Começou assim o reencantamento de Jacinto pela vida.

A sensação de encantamento vem de alguma coisa que te surpreende, um quadro, um livro, uma flor, uma comida, uma música, um vinho, um lugar nunca dantes visitado. É um encontro inesperado para o qual não se está preparado. Um sentimento que nos arranca do estado confortável do costume, e de repente somos crianças de novo, há um encontro sedutor que revigora nosso amor pela vida.

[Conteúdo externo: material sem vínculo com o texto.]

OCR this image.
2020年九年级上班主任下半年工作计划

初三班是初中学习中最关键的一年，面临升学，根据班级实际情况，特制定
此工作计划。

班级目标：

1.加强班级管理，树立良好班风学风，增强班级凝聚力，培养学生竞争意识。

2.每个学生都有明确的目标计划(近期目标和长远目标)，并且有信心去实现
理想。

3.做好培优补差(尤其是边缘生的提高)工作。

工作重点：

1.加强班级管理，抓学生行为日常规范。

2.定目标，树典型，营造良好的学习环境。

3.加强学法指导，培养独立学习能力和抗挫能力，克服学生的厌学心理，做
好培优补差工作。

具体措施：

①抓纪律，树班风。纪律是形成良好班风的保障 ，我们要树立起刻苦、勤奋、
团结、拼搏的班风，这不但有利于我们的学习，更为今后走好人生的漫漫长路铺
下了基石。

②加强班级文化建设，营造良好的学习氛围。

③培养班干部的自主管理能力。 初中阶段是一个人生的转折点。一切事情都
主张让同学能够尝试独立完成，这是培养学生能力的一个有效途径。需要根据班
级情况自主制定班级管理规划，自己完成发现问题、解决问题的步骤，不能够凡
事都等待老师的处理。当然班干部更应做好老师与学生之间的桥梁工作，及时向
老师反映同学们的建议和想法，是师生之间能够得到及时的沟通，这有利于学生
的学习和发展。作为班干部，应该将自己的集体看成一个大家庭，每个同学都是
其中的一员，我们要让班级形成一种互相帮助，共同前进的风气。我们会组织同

Quem já sentiu ou teve a sorte de sentir isso num restaurante ou onde quer que seja que nos sirvam alguma coisa que ao mesmo tempo que nos seduz, nos perturba, abala a ordem das nossas estruturas? Já senti isso com Alain Chapel, Boulud, Atala, Helena Rizzo, Aduriz. Vai-se pelo ar o mundo trágico. O bom humor do encantamento adoça a capacidade crítica, nos torna mais generosos, diminui as certezas.

São segundos nos quais escapamos às limitações da nossa biografia, da cultura, da educação. Expandimos o horizonte, é algo mais na nossa vida. Há uma transformação por pequena que seja.

Na cozinha são coisas que se misturam, técnicas que desconhecíamos, surpresas nas papilas, alegria, rimos sozinhos, mas são gostos que podem ser reconhecidos por todos. Valem para todo mundo.

Aduriz, o cozinheiro basco, nos descreveu uma vez seu modo de se apropriar de um ingrediente. Olhava um tomate até o momento mágico em que ele se transformava em outra coisa, perdia a estrutura de tomate e se envolvia com tudo que estava ao redor. Uma transmutação. E daí o pensamento criativo vai entrar e forçá-lo a pensar naquele tomate de modo diferente.

Como a Roberta Sudbrack que se curva tanto tempo sobre um ingrediente que transforma sementes de quiabo em caviar. No clima de encantamento nos sentimos misturados às coisas, unidos ao brócolis e apaixonados pela ervilha torta.

Esses momentos costumam acontecer conosco com mais frequência se estivermos bem preparados. Se nos exercitamos na observação das cores (oi, aí os cadernos de pintar servindo de exercício!) sons, padrões, repetições, movimentos, cheiros, texturas. Quanto mais tempo tivermos passado na vida observando e comparando, mais teremos possibilidades de transformar, misturar, fazer mágica.

O nosso mundo não está desencantado, simplesmente mudaram seus encantos, enxertias, possibilidades, aumentou a maravilhosa complexidade da vida.

É isso, se nós cozinheiros estivermos encantados estaremos no clima de engajamento com o mundo e seus problemas e com vitalidade bastante para renovar o planeta e amar o próximo.